Silently, Jordis led him into the house. She picked up her reading lamp and lit his way into the bedroom where Gustie lay sleeping. Beside the bed was a cradle. Jordis held the lamp so Dennis could look down and see his and Mary’s child sleeping peacefully, covered in a pink crocheted blanket and a square of soft, embroidered leather. He just looked. She held the lamp until he looked away, then she left the bedroom. He came out a moment later. She left the lamp on the table and followed him outside. Neither of them said a word. He gave Fever a light pat on his neck, then walked around him and mounted the other horse.
Jordis raised her hand—a gesture of farewell that she wasn’t sure he’d see. He gave a little salute against his hat and disappeared into the night.
She heard soft steps behind her, then Gustie’s voice. “I knew he’d come.”
“How long have you been awake?”
Gustie stood behind her in her nightgown. “Since he knocked on the door.”
“Why didn’t you get up?”
“I thought it would be easier if he only had to deal with you. I think this was hard for him. I can’t imagine how hard, actually.”
“Here.” Jordis placed half of her shawl around Gustie’s shoulders. They stood together gazing up at the stars.
Epilogue: November 1901
A
n hour before sunrise, I
am at the grave to greet the morning star; to begin the ceremony.
I am too warm under this poncho and the shawl that Gustie wrapped about my head and neck. I drop the shawl and face the southeast, holding the memory bundle close to me, the year-long abiding place of the soul of Dorcas Many Roads.

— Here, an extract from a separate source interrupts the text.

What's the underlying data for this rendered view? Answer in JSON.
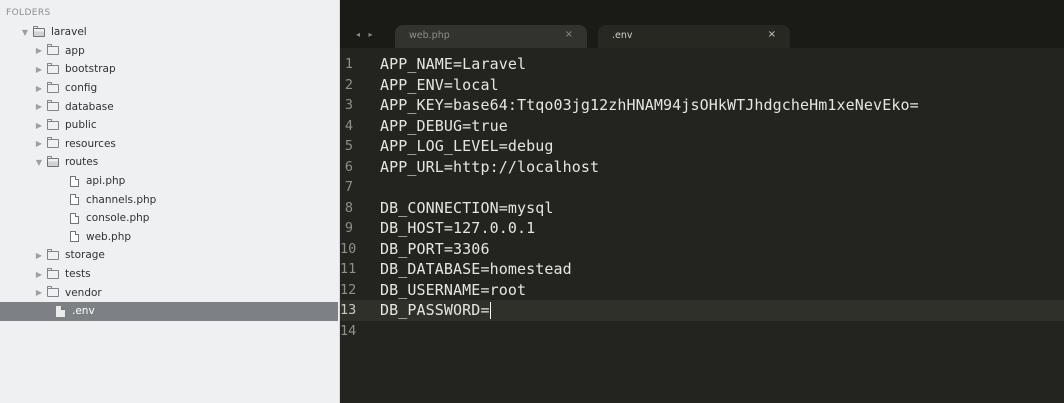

I do not want to let it go. I know, alone here in the starry dark, that my year of soul keeping has been more for me than for grandmother. The old ones were wise. The loss of those we love is beyond bearing. Yet we must bear it. They knew that to keep a soul, performing all attendant tasks with devotion, eases the way to parting. At the end of the year, when the rites have been fulfilled, grief is transformed, and the parting can be endured. Perhaps even celebrated. Still, can I bear it to end?
I have not performed to the letter of the tradition because I have had no one to teach me, but in this I know my own heart; I have been true to the spirit. For this morning’s ceremony, I have fasted and purified myself in the sweat lodge. This last thing is not usually done by a woman, but neither is the keeping of souls.
The star appears, bright and glowing in the winter sky, and climbs steadily in the dark until it fades into the pale light of dawn. It is time.
I feel Gustie’s approach behind me. She has Rose in her arms. I must let the ending come.
I lower the bundle to the ground and unroll it across the top of Dorcas’s grave. I see her precious things once more: the turtle shell, tobacco bundle, two stones, the decorated leather in the shape of the lizard, the stone spear point, the small piece of buffalo bone, the bundle of porcupine quills, the eagle bone whistle, and the lock of Dorcas’s hair.
A strong gust of wind, as if summoned, lifts the hair, scattering it over the prairie, leaving the heavier items behind on the blanket.
I speak the words in Dakotah. I have had to practice and practice them. My tongue does not fit smoothly around my mother’s language, but Jimmy Saul taught them to me. He says this is the right way to end.